Anmerkungen zur Strophe 1 des Gedichts „Sonntagnachmittag“

Auf faulen Straßen lagern Häuserrudel,
Um deren Buckel graue Sonne hellt.
Ein parfümierter, halbverrückter kleiner Pudel
Wirft wüste Augen in die große Welt.

Anm:

Gleich in der ersten Strophe wird ein negatives Bild von der Stadt präsentiert, wobei es eine bildliche Vermischung von Tierischem, Menschlichem und Sachlichem gibt.

Man hat den Eindruck einer verfallenen Welt („graue Sonne“).

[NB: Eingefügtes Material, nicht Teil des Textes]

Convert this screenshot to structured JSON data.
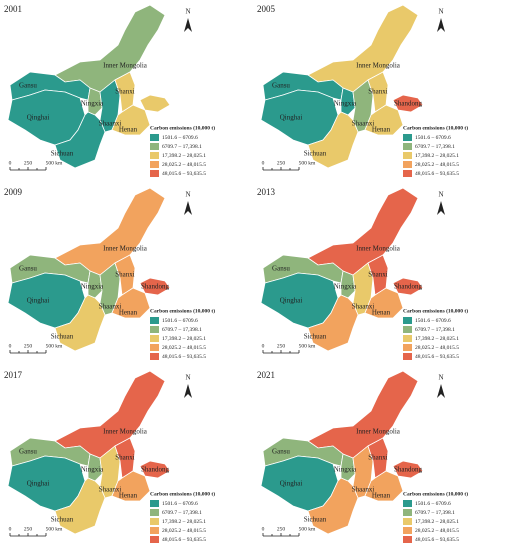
{
  "north": "N",
  "scale": [
    "0",
    "250",
    "500 km"
  ],
  "legend": {
    "title": "Carbon emissions (10,000 t)",
    "classes": [
      {
        "label": "1501.6 – 6709.6",
        "color": "#2b9a8d"
      },
      {
        "label": "6709.7 – 17,398.1",
        "color": "#8fb57c"
      },
      {
        "label": "17,398.2 – 28,025.1",
        "color": "#e9c96a"
      },
      {
        "label": "28,025.2 – 48,015.5",
        "color": "#f2a35e"
      },
      {
        "label": "48,015.6 – 93,635.5",
        "color": "#e5654b"
      }
    ]
  },
  "maps": [
    {
      "year": "2001",
      "provinces": [
        {
          "name": "Inner Mongolia",
          "color": "#8fb57c"
        },
        {
          "name": "Gansu",
          "color": "#2b9a8d"
        },
        {
          "name": "Qinghai",
          "color": "#2b9a8d"
        },
        {
          "name": "Ningxia",
          "color": "#8fb57c"
        },
        {
          "name": "Shaanxi",
          "color": "#2b9a8d"
        },
        {
          "name": "Shanxi",
          "color": "#e9c96a"
        },
        {
          "name": "Henan",
          "color": "#e9c96a"
        },
        {
          "color": "#e9c96a"
        },
        {
          "name": "Sichuan",
          "color": "#2b9a8d"
        }
      ]
    },
    {
      "year": "2005",
      "provinces": [
        {
          "name": "Inner Mongolia",
          "color": "#e9c96a"
        },
        {
          "name": "Gansu",
          "color": "#2b9a8d"
        },
        {
          "name": "Qinghai",
          "color": "#2b9a8d"
        },
        {
          "name": "Ningxia",
          "color": "#2b9a8d"
        },
        {
          "name": "Shaanxi",
          "color": "#8fb57c"
        },
        {
          "name": "Shanxi",
          "color": "#e9c96a"
        },
        {
          "name": "Henan",
          "color": "#e9c96a"
        },
        {
          "name": "Shandong",
          "color": "#e5654b"
        },
        {
          "name": "Sichuan",
          "color": "#e9c96a"
        }
      ]
    },
    {
      "year": "2009",
      "provinces": [
        {
          "name": "Inner Mongolia",
          "color": "#f2a35e"
        },
        {
          "name": "Gansu",
          "color": "#8fb57c"
        },
        {
          "name": "Qinghai",
          "color": "#2b9a8d"
        },
        {
          "name": "Ningxia",
          "color": "#8fb57c"
        },
        {
          "name": "Shaanxi",
          "color": "#8fb57c"
        },
        {
          "name": "Shanxi",
          "color": "#f2a35e"
        },
        {
          "name": "Henan",
          "color": "#f2a35e"
        },
        {
          "name": "Shandong",
          "color": "#e5654b"
        },
        {
          "name": "Sichuan",
          "color": "#e9c96a"
        }
      ]
    },
    {
      "year": "2013",
      "provinces": [
        {
          "name": "Inner Mongolia",
          "color": "#e5654b"
        },
        {
          "name": "Gansu",
          "color": "#8fb57c"
        },
        {
          "name": "Qinghai",
          "color": "#2b9a8d"
        },
        {
          "name": "Ningxia",
          "color": "#8fb57c"
        },
        {
          "name": "Shaanxi",
          "color": "#e9c96a"
        },
        {
          "name": "Shanxi",
          "color": "#e5654b"
        },
        {
          "name": "Henan",
          "color": "#f2a35e"
        },
        {
          "name": "Shandong",
          "color": "#e5654b"
        },
        {
          "name": "Sichuan",
          "color": "#f2a35e"
        }
      ]
    },
    {
      "year": "2017",
      "provinces": [
        {
          "name": "Inner Mongolia",
          "color": "#e5654b"
        },
        {
          "name": "Gansu",
          "color": "#8fb57c"
        },
        {
          "name": "Qinghai",
          "color": "#2b9a8d"
        },
        {
          "name": "Ningxia",
          "color": "#8fb57c"
        },
        {
          "name": "Shaanxi",
          "color": "#e9c96a"
        },
        {
          "name": "Shanxi",
          "color": "#e5654b"
        },
        {
          "name": "Henan",
          "color": "#f2a35e"
        },
        {
          "name": "Shandong",
          "color": "#e5654b"
        },
        {
          "name": "Sichuan",
          "color": "#e9c96a"
        }
      ]
    },
    {
      "year": "2021",
      "provinces": [
        {
          "name": "Inner Mongolia",
          "color": "#e5654b"
        },
        {
          "name": "Gansu",
          "color": "#8fb57c"
        },
        {
          "name": "Qinghai",
          "color": "#2b9a8d"
        },
        {
          "name": "Ningxia",
          "color": "#8fb57c"
        },
        {
          "name": "Shaanxi",
          "color": "#f2a35e"
        },
        {
          "name": "Shanxi",
          "color": "#e5654b"
        },
        {
          "name": "Henan",
          "color": "#f2a35e"
        },
        {
          "name": "Shandong",
          "color": "#e5654b"
        },
        {
          "name": "Sichuan",
          "color": "#f2a35e"
        }
      ]
    }
  ]
}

Demgegenüber steht ein „kleiner Pudel“, der offensichtlich overdressed ist – zumindest im Hinblick auf den Umgang mit ihm „parfürmiert“. Das „halbverrückt“ deutet wohl auch auf die Leute hin, die ihn halten.

Anmerkungen zur Strophe 2

In einem Fenster fängt ein Junge Fliegen.
Ein arg beschmiertes Baby ärgert sich.
Am Himmel fährt ein Zug, wo windge Wiesen liegen;
Malt langsam einen langen dicken Strich.

Anm:

In der zweiten Strophe setzt sich der Eindruck von Verwahrlosung fort – vor allem im Hinblick auf die offensichtlich vernachlässigte Jugend.

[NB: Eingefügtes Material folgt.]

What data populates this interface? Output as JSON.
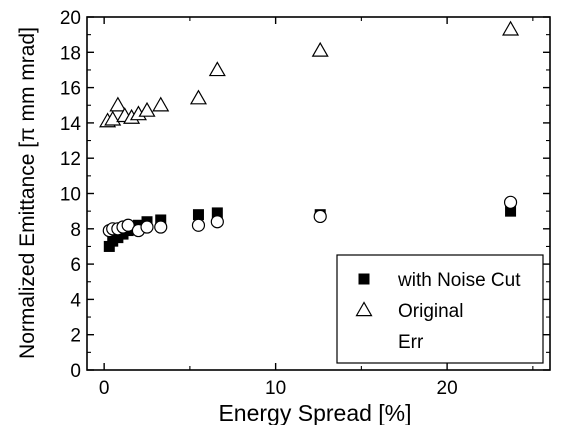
{
  "chart_data": {
    "type": "scatter",
    "xlabel": "Energy Spread [%]",
    "ylabel": "Normalized Emittance [π mm mrad]",
    "xlim": [
      -1,
      26
    ],
    "ylim": [
      0,
      20
    ],
    "x_ticks": [
      0,
      10,
      20
    ],
    "y_ticks": [
      0,
      2,
      4,
      6,
      8,
      10,
      12,
      14,
      16,
      18,
      20
    ],
    "legend_position": "bottom-right",
    "series": [
      {
        "name": "with Noise Cut",
        "marker": "filled-square",
        "color": "#000000",
        "x": [
          0.3,
          0.5,
          0.8,
          1.1,
          1.4,
          2.0,
          2.5,
          3.3,
          5.5,
          6.6,
          12.6,
          23.7
        ],
        "y": [
          7.0,
          7.3,
          7.5,
          7.7,
          7.9,
          8.2,
          8.4,
          8.5,
          8.8,
          8.9,
          8.8,
          9.0
        ]
      },
      {
        "name": "Original",
        "marker": "open-triangle",
        "color": "#000000",
        "x": [
          0.2,
          0.5,
          0.8,
          1.2,
          1.6,
          2.0,
          2.5,
          3.3,
          5.5,
          6.6,
          12.6,
          23.7
        ],
        "y": [
          14.1,
          14.2,
          15.0,
          14.4,
          14.3,
          14.5,
          14.7,
          15.0,
          15.4,
          17.0,
          18.1,
          19.3
        ]
      },
      {
        "name": "Err",
        "marker": "open-circle",
        "color": "#000000",
        "x": [
          0.3,
          0.5,
          0.8,
          1.1,
          1.4,
          2.0,
          2.5,
          3.3,
          5.5,
          6.6,
          12.6,
          23.7
        ],
        "y": [
          7.9,
          8.0,
          8.0,
          8.1,
          8.2,
          7.9,
          8.1,
          8.1,
          8.2,
          8.4,
          8.7,
          9.5
        ]
      }
    ]
  }
}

Die letzten beiden Zeilen stellen dann auch physikalisch alles auf den Kopf.

Anmerkungen zur Strophe 3

Wie Schreibmaschinen klappen Droschkenhufe.
Und lärmend kommt ein staubger Turnverein.
Aus Kutscherkneipen stürzen sich brutale Rufe.
Doch feine Glocken dringen auf sie ein.

Anm:

Die dritte Strophe wendet sich dann der Arbeits- bzw. Erwachsenenwelt zu. Nicht ganz klar ist die letzte Verszeile – man kann aber wohl darauf ausgehen, dass „feine Glocken“ gegen „brutale Rufe“ nicht ankommen.

Anmerkungen zur Strophe 4

In Rummelplätzen, wo Athleten ringen,
Wird alles dunkler schon und ungenau.
Ein Leierkasten heult und Küchenmädchen singen.
Ein Mann zertrümmert eine morsche Frau.

Anm:

Die letzte Strophe thematisiert dann die Welt des billigen Vergnügens – ein gewisser negativer Abschluss wird zum einen dadurch erreicht, dass es zunehmend „dunkler“ wird, zum anderen dadurch, dass nicht eindeutig ist, ob die „morsche Frau“ eine Figur ist oder doch real.

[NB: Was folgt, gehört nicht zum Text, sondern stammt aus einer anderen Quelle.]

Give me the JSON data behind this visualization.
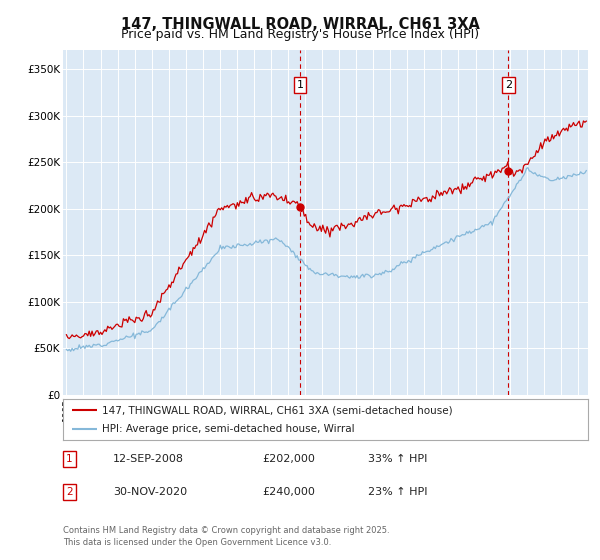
{
  "title": "147, THINGWALL ROAD, WIRRAL, CH61 3XA",
  "subtitle": "Price paid vs. HM Land Registry's House Price Index (HPI)",
  "ylabel_ticks": [
    "£0",
    "£50K",
    "£100K",
    "£150K",
    "£200K",
    "£250K",
    "£300K",
    "£350K"
  ],
  "ytick_vals": [
    0,
    50000,
    100000,
    150000,
    200000,
    250000,
    300000,
    350000
  ],
  "ylim": [
    0,
    370000
  ],
  "xlim_start": 1994.8,
  "xlim_end": 2025.6,
  "fig_bg_color": "#ffffff",
  "plot_bg_color": "#dce9f5",
  "grid_color": "#ffffff",
  "red_line_color": "#cc0000",
  "blue_line_color": "#85b8d9",
  "marker1_date": 2008.71,
  "marker2_date": 2020.92,
  "marker1_price": 202000,
  "marker2_price": 240000,
  "legend_line1": "147, THINGWALL ROAD, WIRRAL, CH61 3XA (semi-detached house)",
  "legend_line2": "HPI: Average price, semi-detached house, Wirral",
  "table_row1": [
    "1",
    "12-SEP-2008",
    "£202,000",
    "33% ↑ HPI"
  ],
  "table_row2": [
    "2",
    "30-NOV-2020",
    "£240,000",
    "23% ↑ HPI"
  ],
  "footer": "Contains HM Land Registry data © Crown copyright and database right 2025.\nThis data is licensed under the Open Government Licence v3.0."
}
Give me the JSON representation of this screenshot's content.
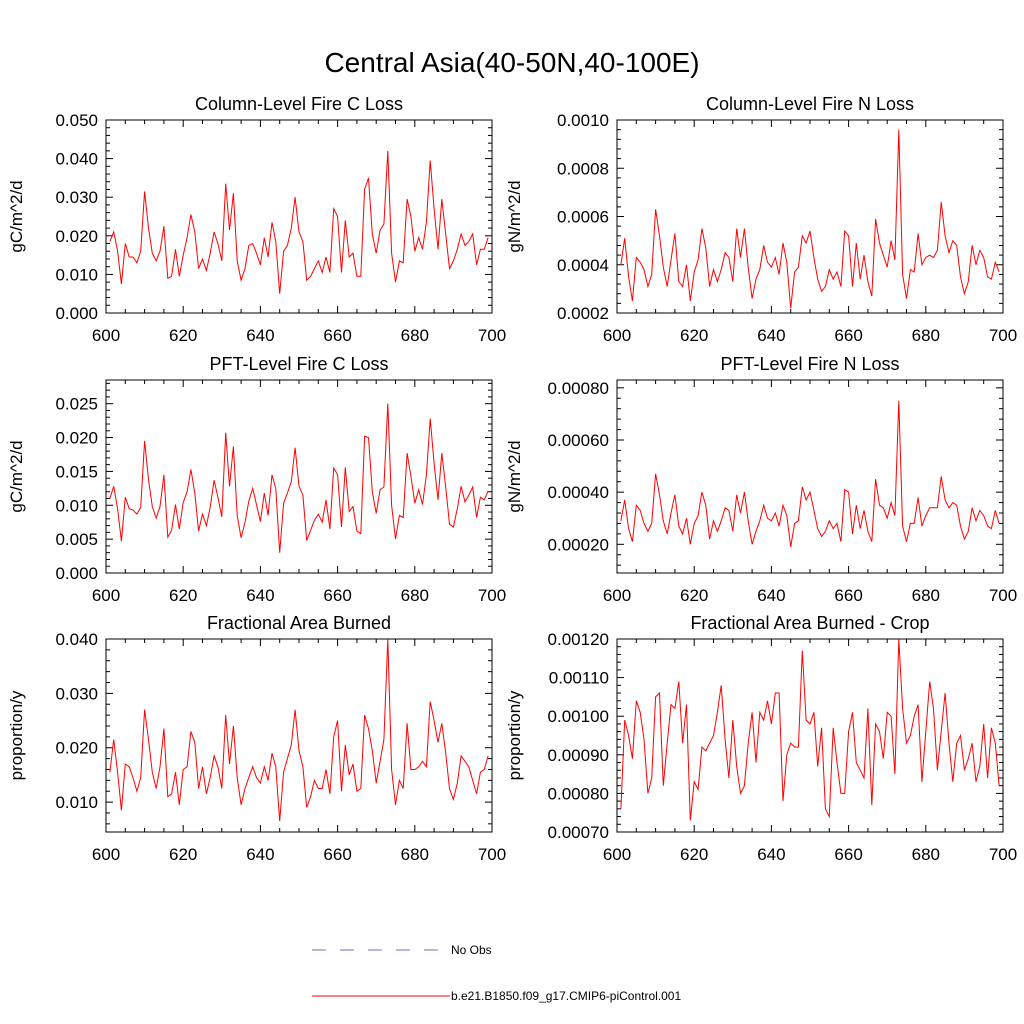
{
  "figure": {
    "title": "Central Asia(40-50N,40-100E)"
  },
  "legend": {
    "items": [
      {
        "label": "No Obs",
        "color": "#6b6bd6",
        "style": "dashed"
      },
      {
        "label": "b.e21.B1850.f09_g17.CMIP6-piControl.001",
        "color": "#ff0000",
        "style": "solid"
      }
    ]
  },
  "chart_data": [
    {
      "type": "line",
      "title": "Column-Level Fire C Loss",
      "ylabel": "gC/m^2/d",
      "xlim": [
        600,
        700
      ],
      "ylim": [
        0,
        0.05
      ],
      "xticks": [
        600,
        620,
        640,
        660,
        680,
        700
      ],
      "xtick_labels": [
        "600",
        "620",
        "640",
        "660",
        "680",
        "700"
      ],
      "yticks": [
        0,
        0.01,
        0.02,
        0.03,
        0.04,
        0.05
      ],
      "ytick_labels": [
        "0.000",
        "0.010",
        "0.020",
        "0.030",
        "0.040",
        "0.050"
      ],
      "x_start": 601,
      "series": [
        {
          "color": "#ff0000",
          "values": [
            0.0185,
            0.021,
            0.016,
            0.0075,
            0.018,
            0.0145,
            0.0145,
            0.013,
            0.016,
            0.0315,
            0.022,
            0.0155,
            0.0135,
            0.016,
            0.0225,
            0.009,
            0.0095,
            0.0165,
            0.0095,
            0.015,
            0.0195,
            0.0255,
            0.021,
            0.0115,
            0.014,
            0.011,
            0.0155,
            0.021,
            0.018,
            0.0135,
            0.0335,
            0.0215,
            0.031,
            0.0135,
            0.0085,
            0.0115,
            0.0175,
            0.018,
            0.0155,
            0.0125,
            0.0195,
            0.0145,
            0.0235,
            0.0185,
            0.005,
            0.016,
            0.0175,
            0.022,
            0.03,
            0.021,
            0.0185,
            0.0085,
            0.0095,
            0.0115,
            0.0135,
            0.0105,
            0.0145,
            0.0105,
            0.027,
            0.025,
            0.0105,
            0.024,
            0.0145,
            0.0155,
            0.0095,
            0.0095,
            0.032,
            0.035,
            0.0205,
            0.0155,
            0.0215,
            0.023,
            0.042,
            0.0155,
            0.008,
            0.0135,
            0.013,
            0.0295,
            0.025,
            0.016,
            0.0195,
            0.0165,
            0.0235,
            0.0395,
            0.027,
            0.0165,
            0.0295,
            0.0205,
            0.0115,
            0.0135,
            0.0165,
            0.0205,
            0.0175,
            0.0185,
            0.0205,
            0.0125,
            0.0165,
            0.0165,
            0.0195
          ]
        }
      ]
    },
    {
      "type": "line",
      "title": "Column-Level Fire N Loss",
      "ylabel": "gN/m^2/d",
      "xlim": [
        600,
        700
      ],
      "ylim": [
        0.0002,
        0.001
      ],
      "xticks": [
        600,
        620,
        640,
        660,
        680,
        700
      ],
      "xtick_labels": [
        "600",
        "620",
        "640",
        "660",
        "680",
        "700"
      ],
      "yticks": [
        0.0002,
        0.0004,
        0.0006,
        0.0008,
        0.001
      ],
      "ytick_labels": [
        "0.0002",
        "0.0004",
        "0.0006",
        "0.0008",
        "0.0010"
      ],
      "x_start": 601,
      "series": [
        {
          "color": "#ff0000",
          "values": [
            0.0004,
            0.00051,
            0.00035,
            0.00025,
            0.00043,
            0.00041,
            0.00038,
            0.00031,
            0.00036,
            0.00063,
            0.00052,
            0.00039,
            0.00031,
            0.00042,
            0.00053,
            0.00033,
            0.00031,
            0.0004,
            0.00025,
            0.00037,
            0.00042,
            0.00055,
            0.00047,
            0.00031,
            0.00038,
            0.00033,
            0.00038,
            0.00045,
            0.00043,
            0.00033,
            0.00055,
            0.00043,
            0.00055,
            0.00039,
            0.00026,
            0.00034,
            0.00038,
            0.00048,
            0.00041,
            0.00039,
            0.00043,
            0.00036,
            0.00049,
            0.00041,
            0.00022,
            0.00037,
            0.00039,
            0.00052,
            0.00049,
            0.00054,
            0.00043,
            0.00034,
            0.00029,
            0.00031,
            0.00038,
            0.00034,
            0.00037,
            0.00031,
            0.00054,
            0.00052,
            0.00031,
            0.00049,
            0.00034,
            0.00044,
            0.00033,
            0.00027,
            0.00059,
            0.00049,
            0.00044,
            0.00039,
            0.0005,
            0.00042,
            0.00096,
            0.00036,
            0.00026,
            0.00038,
            0.00037,
            0.00053,
            0.0004,
            0.00043,
            0.00044,
            0.00043,
            0.00046,
            0.00066,
            0.00052,
            0.00045,
            0.0005,
            0.00048,
            0.00035,
            0.00028,
            0.00033,
            0.00048,
            0.0004,
            0.00046,
            0.00043,
            0.00035,
            0.00034,
            0.00041,
            0.00037
          ]
        }
      ]
    },
    {
      "type": "line",
      "title": "PFT-Level Fire C Loss",
      "ylabel": "gC/m^2/d",
      "xlim": [
        600,
        700
      ],
      "ylim": [
        0,
        0.0285
      ],
      "xticks": [
        600,
        620,
        640,
        660,
        680,
        700
      ],
      "xtick_labels": [
        "600",
        "620",
        "640",
        "660",
        "680",
        "700"
      ],
      "yticks": [
        0,
        0.005,
        0.01,
        0.015,
        0.02,
        0.025
      ],
      "ytick_labels": [
        "0.000",
        "0.005",
        "0.010",
        "0.015",
        "0.020",
        "0.025"
      ],
      "x_start": 601,
      "series": [
        {
          "color": "#ff0000",
          "values": [
            0.011,
            0.0128,
            0.0095,
            0.0047,
            0.0112,
            0.0095,
            0.0093,
            0.0087,
            0.0097,
            0.0195,
            0.0138,
            0.0098,
            0.0081,
            0.0098,
            0.0145,
            0.0053,
            0.0063,
            0.0101,
            0.0065,
            0.0104,
            0.012,
            0.0153,
            0.0118,
            0.0062,
            0.0087,
            0.007,
            0.0097,
            0.0137,
            0.0112,
            0.0083,
            0.0207,
            0.0128,
            0.0187,
            0.0085,
            0.0052,
            0.0075,
            0.0106,
            0.0125,
            0.0101,
            0.0076,
            0.0118,
            0.0085,
            0.0145,
            0.0125,
            0.003,
            0.0103,
            0.0118,
            0.0135,
            0.0185,
            0.0128,
            0.0115,
            0.0048,
            0.0063,
            0.0078,
            0.0087,
            0.0075,
            0.0108,
            0.0065,
            0.0155,
            0.0145,
            0.0068,
            0.0156,
            0.0091,
            0.0098,
            0.0062,
            0.0058,
            0.0202,
            0.02,
            0.012,
            0.0088,
            0.0123,
            0.0127,
            0.025,
            0.01,
            0.005,
            0.0085,
            0.0082,
            0.0177,
            0.0143,
            0.0103,
            0.0123,
            0.0101,
            0.0145,
            0.0228,
            0.0162,
            0.0108,
            0.0177,
            0.0127,
            0.0072,
            0.0068,
            0.0095,
            0.0128,
            0.0105,
            0.0115,
            0.0127,
            0.0082,
            0.0112,
            0.0108,
            0.0121
          ]
        }
      ]
    },
    {
      "type": "line",
      "title": "PFT-Level Fire N Loss",
      "ylabel": "gN/m^2/d",
      "xlim": [
        600,
        700
      ],
      "ylim": [
        9e-05,
        0.00083
      ],
      "xticks": [
        600,
        620,
        640,
        660,
        680,
        700
      ],
      "xtick_labels": [
        "600",
        "620",
        "640",
        "660",
        "680",
        "700"
      ],
      "yticks": [
        0.0002,
        0.0004,
        0.0006,
        0.0008
      ],
      "ytick_labels": [
        "0.00020",
        "0.00040",
        "0.00060",
        "0.00080"
      ],
      "x_start": 601,
      "series": [
        {
          "color": "#ff0000",
          "values": [
            0.00029,
            0.00037,
            0.00026,
            0.00021,
            0.00035,
            0.00033,
            0.00028,
            0.00025,
            0.00028,
            0.00047,
            0.00039,
            0.00029,
            0.00024,
            0.00032,
            0.00039,
            0.00027,
            0.00024,
            0.0003,
            0.0002,
            0.00028,
            0.00031,
            0.0004,
            0.00035,
            0.00022,
            0.00029,
            0.00025,
            0.00029,
            0.00034,
            0.00033,
            0.00025,
            0.00039,
            0.00032,
            0.0004,
            0.00029,
            0.0002,
            0.00025,
            0.00029,
            0.00035,
            0.0003,
            0.00029,
            0.00032,
            0.00027,
            0.00035,
            0.00031,
            0.00019,
            0.00028,
            0.00029,
            0.00042,
            0.00037,
            0.0004,
            0.00033,
            0.00026,
            0.00023,
            0.00025,
            0.00029,
            0.00026,
            0.00028,
            0.00021,
            0.00041,
            0.0004,
            0.00024,
            0.00035,
            0.00026,
            0.00033,
            0.00025,
            0.00021,
            0.00045,
            0.00035,
            0.00034,
            0.0003,
            0.00036,
            0.00031,
            0.00075,
            0.00027,
            0.00021,
            0.00028,
            0.00028,
            0.00038,
            0.00027,
            0.00031,
            0.00034,
            0.00034,
            0.00034,
            0.00046,
            0.00037,
            0.00034,
            0.00036,
            0.00035,
            0.00027,
            0.00022,
            0.00025,
            0.00034,
            0.00029,
            0.00033,
            0.00031,
            0.00027,
            0.00026,
            0.00033,
            0.00028
          ]
        }
      ]
    },
    {
      "type": "line",
      "title": "Fractional Area Burned",
      "ylabel": "proportion/y",
      "xlim": [
        600,
        700
      ],
      "ylim": [
        0.0045,
        0.04
      ],
      "xticks": [
        600,
        620,
        640,
        660,
        680,
        700
      ],
      "xtick_labels": [
        "600",
        "620",
        "640",
        "660",
        "680",
        "700"
      ],
      "yticks": [
        0.01,
        0.02,
        0.03,
        0.04
      ],
      "ytick_labels": [
        "0.010",
        "0.020",
        "0.030",
        "0.040"
      ],
      "x_start": 601,
      "series": [
        {
          "color": "#ff0000",
          "values": [
            0.0155,
            0.0215,
            0.0155,
            0.0085,
            0.017,
            0.0165,
            0.0145,
            0.012,
            0.0145,
            0.027,
            0.0215,
            0.0155,
            0.0125,
            0.0165,
            0.0235,
            0.011,
            0.0115,
            0.0155,
            0.0095,
            0.016,
            0.0165,
            0.023,
            0.021,
            0.0125,
            0.0165,
            0.0115,
            0.0145,
            0.0185,
            0.0165,
            0.0125,
            0.026,
            0.017,
            0.024,
            0.0145,
            0.0095,
            0.0125,
            0.0145,
            0.0165,
            0.0145,
            0.0135,
            0.0165,
            0.014,
            0.019,
            0.0165,
            0.0065,
            0.0155,
            0.018,
            0.0205,
            0.027,
            0.0195,
            0.0165,
            0.009,
            0.011,
            0.014,
            0.0125,
            0.0125,
            0.016,
            0.0115,
            0.022,
            0.025,
            0.012,
            0.0205,
            0.015,
            0.017,
            0.012,
            0.0125,
            0.026,
            0.0235,
            0.0195,
            0.0135,
            0.0175,
            0.0215,
            0.04,
            0.016,
            0.0095,
            0.014,
            0.0125,
            0.0245,
            0.016,
            0.016,
            0.0165,
            0.0175,
            0.0165,
            0.0285,
            0.025,
            0.021,
            0.0245,
            0.019,
            0.0125,
            0.0105,
            0.0135,
            0.0185,
            0.0175,
            0.0165,
            0.014,
            0.0115,
            0.0155,
            0.016,
            0.0185
          ]
        }
      ]
    },
    {
      "type": "line",
      "title": "Fractional Area Burned - Crop",
      "ylabel": "proportion/y",
      "xlim": [
        600,
        700
      ],
      "ylim": [
        0.0007,
        0.0012
      ],
      "xticks": [
        600,
        620,
        640,
        660,
        680,
        700
      ],
      "xtick_labels": [
        "600",
        "620",
        "640",
        "660",
        "680",
        "700"
      ],
      "yticks": [
        0.0007,
        0.0008,
        0.0009,
        0.001,
        0.0011,
        0.0012
      ],
      "ytick_labels": [
        "0.00070",
        "0.00080",
        "0.00090",
        "0.00100",
        "0.00110",
        "0.00120"
      ],
      "x_start": 601,
      "series": [
        {
          "color": "#ff0000",
          "values": [
            0.00076,
            0.00099,
            0.00095,
            0.00089,
            0.00104,
            0.00101,
            0.00094,
            0.0008,
            0.00084,
            0.00105,
            0.00106,
            0.00082,
            0.00093,
            0.00103,
            0.00102,
            0.00109,
            0.00093,
            0.00103,
            0.00073,
            0.00083,
            0.00081,
            0.00092,
            0.00091,
            0.00093,
            0.00095,
            0.00101,
            0.00108,
            0.00094,
            0.00084,
            0.00099,
            0.00087,
            0.0008,
            0.00082,
            0.00093,
            0.00101,
            0.00088,
            0.00101,
            0.00099,
            0.00104,
            0.00098,
            0.00106,
            0.00106,
            0.00078,
            0.0009,
            0.00093,
            0.00092,
            0.00092,
            0.00117,
            0.00099,
            0.00098,
            0.00101,
            0.00087,
            0.00097,
            0.00076,
            0.00074,
            0.00097,
            0.00088,
            0.0008,
            0.0008,
            0.00096,
            0.00101,
            0.00088,
            0.00086,
            0.00084,
            0.00102,
            0.00077,
            0.00098,
            0.00096,
            0.00089,
            0.00101,
            0.001,
            0.00085,
            0.0012,
            0.00102,
            0.00093,
            0.00095,
            0.001,
            0.00103,
            0.00083,
            0.00096,
            0.00109,
            0.00102,
            0.00086,
            0.00096,
            0.00106,
            0.00093,
            0.00083,
            0.00093,
            0.00095,
            0.00086,
            0.00089,
            0.00093,
            0.00083,
            0.00087,
            0.00098,
            0.00084,
            0.00097,
            0.00093,
            0.00082
          ]
        }
      ]
    }
  ]
}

Auf jeden Fall wirkt der Schluss menschenverachtend.

Zusammenfassung

Insgesamt ein typisch expressionistisches Gedicht, das von vielen kleinen Einfällen lebt, aber letztlich kaum über das hinauskommt, was man von Gedichten dieser Zeit erwartet, nämlich eine äußerlich wie innerlich kaputte Welt zu zeigen.

Künstlerische fragwürdig ist die Zeile mit dem Baby. Zu diesem Alter passt Ärger eigentlich nicht als Gefühlsregung, die setzt nämlich viel zu viel Bewusstheit voraus.